Далёкая музыка (Аллилуева) - страница 31

Я забирала свои записки и редактируемые страницы с собой, и мы вместе проводили часы у бассейна, занимаясь каждый своим делом. Мы болтали, когда он приносил ленч из кухни — сандвичи и холодный чай. Я узнала много интересного о жизни современной семинарии в Принстоне, протестантской, преимущественно пресвитерианской.

После окончания семинарии студент уехал в Иран, преподавать там в одной из христианских школ. Это был еще тогда «остров стабильности» (как назвал Иран Джимми Картер, через несколько месяцев решивший поддержать «революцию» мусульман-экстремистов и бросивший на произвол судьбы шаха, которого Америка же посадила на престол…). Во всяком случае, в 1968 году Иран еще был «оазисом мира и гармонии», и мой студент долго потом писал мне оттуда интересные и восхищенные письма. Религиозная терпимость тогда, по его словам, была там полнейшая. Жаль, что мне ничего неизвестно о последующей судьбе этого славного молодого американца.

В то приятное, беспечное лето, а также и в последующее, я часто ездила в Нью-Йорк автобусом, чтобы работать с моим редактором Диком Пассмором над окончательным текстом (переводом) «Только одного года». После того, как Павел Александрович Чавчавадзе закончил перевод и пришли гранки, мы должны были их вычитать. Я также вычитывала с русским редактором русский, оригинальный текст для русского издания.

Дик Пассмор курил не переставая, а я тянула свой чай с сахаром. Мы сидели в издательстве «Харпер энд Роу», в комнате без окон, но, слава Богу, с хорошей вентиляцией и кондиционером. Ввиду того, что пол в комнате был покрыт от стены до стены красным ковром, а может быть, и еще по какой-то причине, — комнату, смеясь, называли «Кремль». Так вот, засев в этом «Кремле», мы должны были срочно сдать гранки и проводили там бесчисленные часы. Мы сопоставляли, страницу за страницей, английский текст с русским переводом, и иногда переправляли его, находя лучший эквивалент. То были дни громадного внутреннего удовлетворения для меня, так как я знала, что такое перевод (я переводила раньше в Москве), и потому что это была работа со словом, к которой я расположена по природе.

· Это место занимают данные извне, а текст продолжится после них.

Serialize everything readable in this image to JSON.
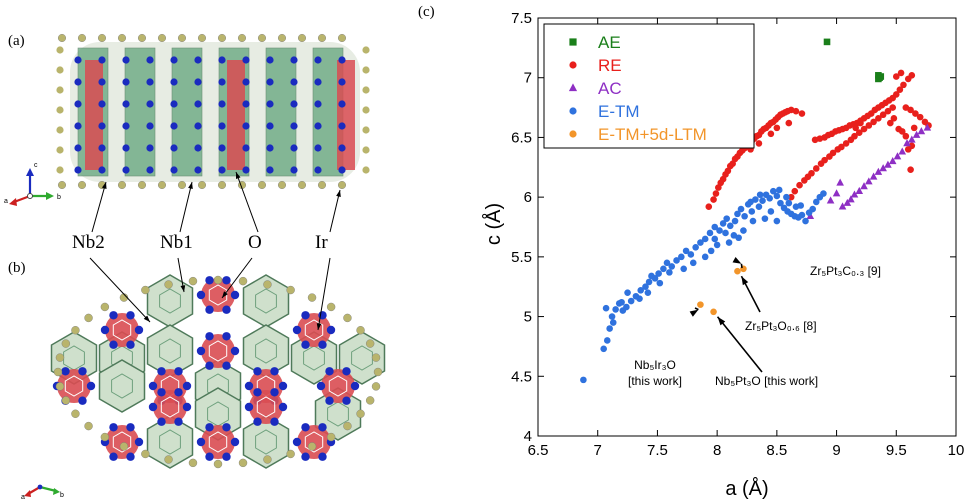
{
  "panels": {
    "a": "(a)",
    "b": "(b)",
    "c": "(c)"
  },
  "structure": {
    "labels": {
      "nb2": "Nb2",
      "nb1": "Nb1",
      "o": "O",
      "ir": "Ir"
    },
    "axes_a": {
      "c": "c",
      "a": "a",
      "b": "b"
    },
    "axes_b": {
      "a": "a",
      "b": "b"
    },
    "colors": {
      "nb": "#1a2bbf",
      "ir": "#b9b46c",
      "o": "#d33030",
      "poly_green": "#4f9a6c",
      "poly_red": "#d94c52"
    }
  },
  "chart_data": {
    "type": "scatter",
    "xlabel": "a (Å)",
    "ylabel": "c (Å)",
    "xlim": [
      6.5,
      10
    ],
    "ylim": [
      4,
      7.5
    ],
    "xticks": [
      "6.5",
      "7",
      "7.5",
      "8",
      "8.5",
      "9",
      "9.5",
      "10"
    ],
    "yticks": [
      "4",
      "4.5",
      "5",
      "5.5",
      "6",
      "6.5",
      "7",
      "7.5"
    ],
    "legend_position": "top-left",
    "series": [
      {
        "name": "AE",
        "marker": "square",
        "color": "#1a7f1a",
        "points": [
          [
            8.92,
            7.3
          ],
          [
            9.35,
            7.02
          ],
          [
            9.36,
            7.0
          ],
          [
            9.37,
            7.01
          ],
          [
            9.35,
            6.99
          ]
        ]
      },
      {
        "name": "RE",
        "marker": "circle",
        "color": "#e8201c",
        "points": [
          [
            7.93,
            5.92
          ],
          [
            7.97,
            5.98
          ],
          [
            7.99,
            6.03
          ],
          [
            8.01,
            6.08
          ],
          [
            8.03,
            6.12
          ],
          [
            8.05,
            6.15
          ],
          [
            8.07,
            6.19
          ],
          [
            8.09,
            6.22
          ],
          [
            8.11,
            6.26
          ],
          [
            8.13,
            6.28
          ],
          [
            8.15,
            6.32
          ],
          [
            8.17,
            6.34
          ],
          [
            8.19,
            6.37
          ],
          [
            8.21,
            6.39
          ],
          [
            8.23,
            6.41
          ],
          [
            8.25,
            6.43
          ],
          [
            8.27,
            6.45
          ],
          [
            8.29,
            6.47
          ],
          [
            8.31,
            6.49
          ],
          [
            8.33,
            6.51
          ],
          [
            8.35,
            6.52
          ],
          [
            8.37,
            6.55
          ],
          [
            8.39,
            6.57
          ],
          [
            8.41,
            6.58
          ],
          [
            8.43,
            6.6
          ],
          [
            8.45,
            6.62
          ],
          [
            8.47,
            6.63
          ],
          [
            8.49,
            6.65
          ],
          [
            8.51,
            6.67
          ],
          [
            8.53,
            6.69
          ],
          [
            8.55,
            6.7
          ],
          [
            8.57,
            6.71
          ],
          [
            8.59,
            6.72
          ],
          [
            8.62,
            6.73
          ],
          [
            8.66,
            6.72
          ],
          [
            8.71,
            6.7
          ],
          [
            8.82,
            6.48
          ],
          [
            8.86,
            6.49
          ],
          [
            8.9,
            6.5
          ],
          [
            8.93,
            6.52
          ],
          [
            8.96,
            6.53
          ],
          [
            8.99,
            6.55
          ],
          [
            9.02,
            6.56
          ],
          [
            9.05,
            6.57
          ],
          [
            9.08,
            6.58
          ],
          [
            9.11,
            6.6
          ],
          [
            9.14,
            6.61
          ],
          [
            9.17,
            6.62
          ],
          [
            9.2,
            6.64
          ],
          [
            9.23,
            6.66
          ],
          [
            9.26,
            6.68
          ],
          [
            9.29,
            6.7
          ],
          [
            9.32,
            6.73
          ],
          [
            9.35,
            6.75
          ],
          [
            9.38,
            6.77
          ],
          [
            9.41,
            6.79
          ],
          [
            9.44,
            6.81
          ],
          [
            9.47,
            6.83
          ],
          [
            9.5,
            6.86
          ],
          [
            9.53,
            6.9
          ],
          [
            9.56,
            6.94
          ],
          [
            9.6,
            6.99
          ],
          [
            9.63,
            7.02
          ],
          [
            9.5,
            7.01
          ],
          [
            9.54,
            7.04
          ],
          [
            9.58,
            6.75
          ],
          [
            9.62,
            6.73
          ],
          [
            9.66,
            6.7
          ],
          [
            9.7,
            6.67
          ],
          [
            9.74,
            6.63
          ],
          [
            9.77,
            6.6
          ],
          [
            8.62,
            6.0
          ],
          [
            8.65,
            6.05
          ],
          [
            8.69,
            6.1
          ],
          [
            8.73,
            6.14
          ],
          [
            8.76,
            6.17
          ],
          [
            8.79,
            6.2
          ],
          [
            8.83,
            6.24
          ],
          [
            8.87,
            6.28
          ],
          [
            8.9,
            6.31
          ],
          [
            8.94,
            6.34
          ],
          [
            8.97,
            6.37
          ],
          [
            9.01,
            6.4
          ],
          [
            9.04,
            6.42
          ],
          [
            9.08,
            6.45
          ],
          [
            9.12,
            6.48
          ],
          [
            9.15,
            6.51
          ],
          [
            9.19,
            6.54
          ],
          [
            9.23,
            6.57
          ],
          [
            9.27,
            6.6
          ],
          [
            9.31,
            6.63
          ],
          [
            9.35,
            6.66
          ],
          [
            9.39,
            6.69
          ],
          [
            9.43,
            6.72
          ],
          [
            9.47,
            6.75
          ],
          [
            9.52,
            6.57
          ],
          [
            9.55,
            6.55
          ],
          [
            9.6,
            6.4
          ],
          [
            9.63,
            6.43
          ],
          [
            9.62,
            6.23
          ],
          [
            9.58,
            6.51
          ],
          [
            9.65,
            6.58
          ],
          [
            8.45,
            6.53
          ],
          [
            8.5,
            6.58
          ],
          [
            8.6,
            6.62
          ],
          [
            8.35,
            6.45
          ],
          [
            8.28,
            6.4
          ],
          [
            9.16,
            6.58
          ],
          [
            9.2,
            6.62
          ],
          [
            9.45,
            6.62
          ],
          [
            9.48,
            6.66
          ]
        ]
      },
      {
        "name": "AC",
        "marker": "triangle",
        "color": "#8e2fc4",
        "points": [
          [
            9.05,
            5.92
          ],
          [
            9.09,
            5.95
          ],
          [
            9.12,
            5.98
          ],
          [
            9.15,
            6.02
          ],
          [
            9.19,
            6.05
          ],
          [
            9.23,
            6.09
          ],
          [
            9.27,
            6.13
          ],
          [
            9.31,
            6.17
          ],
          [
            9.35,
            6.21
          ],
          [
            9.39,
            6.24
          ],
          [
            9.43,
            6.27
          ],
          [
            9.47,
            6.3
          ],
          [
            9.51,
            6.34
          ],
          [
            9.55,
            6.38
          ],
          [
            9.59,
            6.45
          ],
          [
            9.63,
            6.48
          ],
          [
            9.67,
            6.52
          ],
          [
            9.71,
            6.55
          ],
          [
            9.76,
            6.58
          ],
          [
            8.78,
            5.84
          ],
          [
            8.95,
            5.97
          ],
          [
            9.03,
            6.12
          ],
          [
            9.0,
            6.03
          ]
        ]
      },
      {
        "name": "E-TM",
        "marker": "circle",
        "color": "#2f72de",
        "points": [
          [
            6.88,
            4.47
          ],
          [
            7.05,
            4.73
          ],
          [
            7.08,
            4.8
          ],
          [
            7.1,
            4.9
          ],
          [
            7.07,
            5.07
          ],
          [
            7.12,
            5.0
          ],
          [
            7.15,
            5.06
          ],
          [
            7.18,
            5.11
          ],
          [
            7.21,
            5.05
          ],
          [
            7.24,
            5.08
          ],
          [
            7.28,
            5.13
          ],
          [
            7.32,
            5.17
          ],
          [
            7.36,
            5.22
          ],
          [
            7.4,
            5.25
          ],
          [
            7.43,
            5.29
          ],
          [
            7.45,
            5.34
          ],
          [
            7.48,
            5.32
          ],
          [
            7.51,
            5.36
          ],
          [
            7.55,
            5.4
          ],
          [
            7.58,
            5.45
          ],
          [
            7.62,
            5.42
          ],
          [
            7.66,
            5.47
          ],
          [
            7.7,
            5.5
          ],
          [
            7.74,
            5.55
          ],
          [
            7.78,
            5.52
          ],
          [
            7.82,
            5.58
          ],
          [
            7.86,
            5.62
          ],
          [
            7.9,
            5.65
          ],
          [
            7.94,
            5.7
          ],
          [
            7.98,
            5.75
          ],
          [
            8.02,
            5.72
          ],
          [
            8.05,
            5.78
          ],
          [
            8.08,
            5.82
          ],
          [
            8.11,
            5.76
          ],
          [
            8.14,
            5.68
          ],
          [
            8.17,
            5.86
          ],
          [
            8.2,
            5.9
          ],
          [
            8.23,
            5.84
          ],
          [
            8.26,
            5.94
          ],
          [
            8.29,
            5.88
          ],
          [
            8.32,
            5.98
          ],
          [
            8.35,
            5.92
          ],
          [
            8.38,
            5.97
          ],
          [
            8.41,
            6.02
          ],
          [
            8.44,
            5.99
          ],
          [
            8.47,
            6.05
          ],
          [
            8.5,
            6.01
          ],
          [
            8.53,
            5.95
          ],
          [
            8.56,
            5.91
          ],
          [
            8.59,
            5.88
          ],
          [
            8.62,
            5.86
          ],
          [
            8.65,
            5.84
          ],
          [
            8.68,
            5.83
          ],
          [
            8.71,
            5.85
          ],
          [
            8.74,
            5.8
          ],
          [
            8.77,
            5.87
          ],
          [
            8.8,
            5.9
          ],
          [
            8.83,
            5.96
          ],
          [
            8.86,
            6.0
          ],
          [
            8.89,
            6.03
          ],
          [
            8.5,
            5.8
          ],
          [
            8.45,
            5.88
          ],
          [
            8.4,
            5.82
          ],
          [
            8.3,
            5.8
          ],
          [
            8.22,
            5.72
          ],
          [
            8.18,
            5.66
          ],
          [
            8.1,
            5.62
          ],
          [
            8.0,
            5.6
          ],
          [
            7.95,
            5.55
          ],
          [
            7.9,
            5.5
          ],
          [
            7.8,
            5.45
          ],
          [
            7.72,
            5.4
          ],
          [
            7.6,
            5.37
          ],
          [
            7.52,
            5.28
          ],
          [
            7.42,
            5.2
          ],
          [
            7.35,
            5.15
          ],
          [
            7.25,
            5.2
          ],
          [
            7.2,
            5.12
          ],
          [
            7.13,
            4.95
          ],
          [
            8.6,
            5.95
          ],
          [
            8.66,
            5.92
          ],
          [
            8.7,
            5.93
          ],
          [
            8.58,
            6.0
          ],
          [
            8.52,
            6.06
          ],
          [
            8.36,
            6.02
          ],
          [
            8.28,
            5.96
          ],
          [
            8.15,
            5.8
          ],
          [
            8.07,
            5.7
          ],
          [
            7.98,
            5.65
          ]
        ]
      },
      {
        "name": "E-TM+5d-LTM",
        "marker": "circle",
        "color": "#f2952a",
        "points": [
          [
            7.86,
            5.1
          ],
          [
            7.97,
            5.04
          ],
          [
            8.17,
            5.38
          ],
          [
            8.22,
            5.4
          ]
        ]
      }
    ],
    "annotations": [
      {
        "lines": [
          "Zr₅Pt₃C₀.₃  [9]"
        ],
        "target": [
          8.22,
          5.4
        ]
      },
      {
        "lines": [
          "Zr₅Pt₃O₀.₆  [8]"
        ],
        "target": [
          8.17,
          5.38
        ]
      },
      {
        "lines": [
          "Nb₅Ir₃O",
          "[this work]"
        ],
        "target": [
          7.86,
          5.1
        ]
      },
      {
        "lines": [
          "Nb₅Pt₃O  [this work]"
        ],
        "target": [
          7.97,
          5.04
        ]
      }
    ]
  }
}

«Почему мы не могли вот так же работать здесь над вашей первой книгой?» — спрашивал не раз Дик Пассмор, очевидно удивлявшийся, что же было причиной моего полного отсутствия, как автора, в те дни 1967 года.

«Не спрашивайте об этом у меня, — отвечала я ему. — Это не было моим решением, я знала, что это было глупо». И до сих пор не могу понять, почему нужно было отстранить меня от работы, которую всякий автор обязан выполнить сам.